Rethinking Our Classrooms begins from the premise that schools and classrooms should be laboratories for a more just society than the one we now live in. Unfortunately, too many schools are training grounds for boredom, alienation, and pessimism. Too many schools fail to confront the racial, class, and gender inequities woven into our social fabric. Teachers are often simultaneously perpetrators and victims, with little control over planning time, class size, or broader school policies — and much less over the unemployment, hopelessness, and other "savage inequalities" that help shape our children's lives.
But Rethinking Our Classrooms is not about what we cannot do; it's about what we can do. Brazilian educator Paulo Freire writes that teachers should attempt to "live part of their dreams within their educational space." Class-rooms can be places of hope, where students and teachers gain glimpses of the kind of society we could live in and where students learn the academic and critical skills needed to make it a reality. We intend the articles in Rethinking Our Classrooms to be both visionary and practical: visionary because we need to be inspired by each other's vision of schooling; practical because for too long teachers have been preached at by theoreticians, well removed from classrooms, who are long on jargon and short on specific examples.
We've drawn the articles, stories, poems, and lessons in Rethinking Our Classrooms from different academic disciplines and grade levels. Despite variations in emphasis, a common social and pedagogical vision unites this collection. This vision is characterized by several interlocking components that together comprise what we call a social justice classroom. In Rethinking Our Classrooms we argue that curriculum and classroom practice must be:
Grounded in the lives of our students.
All good teaching begins with a respect for children, their innate curiosity, and their capacity to learn. Curriculum should be rooted in children's needs and experiences. Whether we're teaching science, mathematics, English, or social studies, ultimately the class has to be about our students' lives as well as about a particular subject. Students should probe the ways their lives connect to the broader society, and are often limited by that society.

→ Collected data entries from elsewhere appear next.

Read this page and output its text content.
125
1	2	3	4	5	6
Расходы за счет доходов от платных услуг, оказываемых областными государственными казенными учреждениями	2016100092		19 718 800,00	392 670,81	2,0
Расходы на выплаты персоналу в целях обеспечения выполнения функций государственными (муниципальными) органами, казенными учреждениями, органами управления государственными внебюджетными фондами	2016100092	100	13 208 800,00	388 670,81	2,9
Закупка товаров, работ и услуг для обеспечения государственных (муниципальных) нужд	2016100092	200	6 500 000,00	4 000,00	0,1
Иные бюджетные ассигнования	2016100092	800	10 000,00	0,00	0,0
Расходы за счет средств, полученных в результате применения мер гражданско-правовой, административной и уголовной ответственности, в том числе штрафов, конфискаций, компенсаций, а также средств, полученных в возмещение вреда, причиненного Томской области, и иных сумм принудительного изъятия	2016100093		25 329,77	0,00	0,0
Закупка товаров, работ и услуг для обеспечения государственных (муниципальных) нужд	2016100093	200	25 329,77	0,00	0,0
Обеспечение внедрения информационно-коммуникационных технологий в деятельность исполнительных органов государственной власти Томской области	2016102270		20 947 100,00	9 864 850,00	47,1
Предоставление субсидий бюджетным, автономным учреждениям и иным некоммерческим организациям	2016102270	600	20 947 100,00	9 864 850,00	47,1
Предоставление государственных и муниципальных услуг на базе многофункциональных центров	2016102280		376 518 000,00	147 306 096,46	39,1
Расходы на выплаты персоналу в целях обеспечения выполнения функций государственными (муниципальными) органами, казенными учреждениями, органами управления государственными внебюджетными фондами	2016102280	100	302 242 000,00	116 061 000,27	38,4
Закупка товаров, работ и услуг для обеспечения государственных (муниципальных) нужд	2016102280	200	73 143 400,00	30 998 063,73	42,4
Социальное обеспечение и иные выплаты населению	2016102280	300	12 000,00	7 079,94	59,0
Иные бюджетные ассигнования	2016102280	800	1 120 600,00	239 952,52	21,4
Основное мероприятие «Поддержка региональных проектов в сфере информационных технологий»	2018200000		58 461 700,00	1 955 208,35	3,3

The curriculum should equip students to "talk back" to the world. Students must learn to pose essential critical questions: Who makes decisions and who is left out? Who benefits and who suffers? Why is a given practice fair or unfair? What are its origins? What alternatives can we imagine? What is required to create change? Through critiques of advertising, cartoons, literature, legislative decisions, military interventions, job structures, newspapers, movies, agricultural practices, or school life, students should have opportunities to question social reality. Finally, student work must move outside the classroom walls, so that scholastic learning is linked to real world problems.